Romney’s visit to Israel might be a minefield for Netanyahu
Given his perceived predisposition against Barack Obama, Netanyahu will inevitably be seen as playing U.S. politics.
You can already imagine the fists that will be clenched and the teeth that will be gnashed in the White House in Washington when Israel rolls out the red carpet for Mitt Romney, Prime Minister Binyamin Netanyahu’s preferred candidate for president in everything but explicit endorsement.
But given that President Obama himself set a binding precedent by going to Israel at about the same time during the 2008 campaign, his advisers will have to grin and bear it while wishing the worst for their Republican rival.
While Romney polishes his foreign policy credentials and appeals to wavering Jewish voters and suspicious Evangelicals, the Democrats will pray that he stumbles on diplomatic nuances or contravenes the conventional taboo on criticizing a sitting president while overseas. “Obama threw Israel under a bus,” for example, probably plays well in the Republican Jewish Coalition in Washington but might appear “un-presidential” to American voters if Romney says it in a press conference in Tel Aviv.
But the political obstacle course that awaits Romney during the visit - curiously announced by Netanyahu’s adviser Ron Dermer in an interview with the New York Times - is actually child’s play, compared to the minefield that Netanyahu himself will be entering. Hosting an American presidential candidate at the height of an election campaign is a delicate task at the best of times, but when the host is a prime minister who not only gets along infamously with Obama but is also thought to be a great friend of his rival Romney, Netanyahu will be hard pressed to convince anyone that his statements are benign and his intentions only honorable.
Each innocuous cliché uttered by Netanyahu and every routine accolade bestowed on his guest is bound to be viewed with deep suspicion both by the American media and the Democrats in Washington. What is Netanyahu trying to imply when he says that Romney is “a great friend of Israel”? What is he insinuating when his office portrays the Republican candidate as “committed to Israel’s security”? And how obvious can the Israeli prime minister be if he stands next to Romney and nods his head emphatically when the Republican candidate proclaims that as President, he “will never allow a nuclear Iran”?
If Romney goes on to win the elections, of course, Netanyahu’s gamble will pay handsome dividends, especially in a close contest in which Jewish voters in battleground states are perceived to have made all the difference. But if Obama wins – and the current odds are 50-50, no more and no less – Romney’s summer visit will add to the significant reservoirs of ill will that have already accumulated on both sides of the Israeli-American divide. Of course, people in Jerusalem might believe that things can’t get any worse, but in such situations, they usually do.

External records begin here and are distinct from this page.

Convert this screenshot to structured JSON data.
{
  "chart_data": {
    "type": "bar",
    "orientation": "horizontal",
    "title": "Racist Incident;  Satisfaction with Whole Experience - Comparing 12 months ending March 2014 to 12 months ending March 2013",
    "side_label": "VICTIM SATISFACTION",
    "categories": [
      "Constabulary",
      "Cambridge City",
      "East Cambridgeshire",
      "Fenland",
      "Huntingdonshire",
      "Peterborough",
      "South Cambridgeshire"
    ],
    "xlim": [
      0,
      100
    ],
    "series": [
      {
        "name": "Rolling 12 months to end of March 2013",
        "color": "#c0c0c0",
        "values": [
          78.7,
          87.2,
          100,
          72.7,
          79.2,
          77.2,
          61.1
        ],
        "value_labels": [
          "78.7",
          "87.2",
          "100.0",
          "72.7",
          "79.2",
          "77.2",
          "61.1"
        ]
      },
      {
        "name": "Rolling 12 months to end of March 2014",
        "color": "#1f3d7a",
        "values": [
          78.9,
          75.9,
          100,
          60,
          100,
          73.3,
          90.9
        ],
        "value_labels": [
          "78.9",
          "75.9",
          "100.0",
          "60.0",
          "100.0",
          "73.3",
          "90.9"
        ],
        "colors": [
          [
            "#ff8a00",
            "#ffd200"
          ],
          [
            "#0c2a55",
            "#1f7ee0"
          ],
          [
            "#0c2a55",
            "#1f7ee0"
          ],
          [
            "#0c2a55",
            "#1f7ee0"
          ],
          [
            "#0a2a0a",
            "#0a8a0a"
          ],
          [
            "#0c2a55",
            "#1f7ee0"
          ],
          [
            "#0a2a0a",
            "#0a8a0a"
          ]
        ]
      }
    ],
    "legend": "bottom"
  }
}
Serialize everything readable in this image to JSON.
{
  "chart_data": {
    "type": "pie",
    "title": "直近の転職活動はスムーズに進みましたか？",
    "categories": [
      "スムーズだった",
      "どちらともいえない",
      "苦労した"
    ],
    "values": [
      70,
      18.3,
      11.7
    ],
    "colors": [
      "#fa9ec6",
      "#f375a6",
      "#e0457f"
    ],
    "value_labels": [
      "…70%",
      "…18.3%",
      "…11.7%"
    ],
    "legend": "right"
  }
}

But all of these considerations might be superseded in the next few days by an Israeli coalition that seems to be spinning out of control over the issue of enlistment of the ultra-Orthodox, and by the time Romney arrives, early elections might be in the offing. In that case, in a flight of fantasy, the two BFFs from their youthful days in the Boston Consulting Group might create a dynamic duo that campaigns together, from Eilat to Atlanta, from Des Moines to Dimona. Netanyahu can’t be a candidate for vice president, but who knows, maybe Romney will make both of their dreams come true by asking Netanyahu to stand in for him in the presidential debates in October.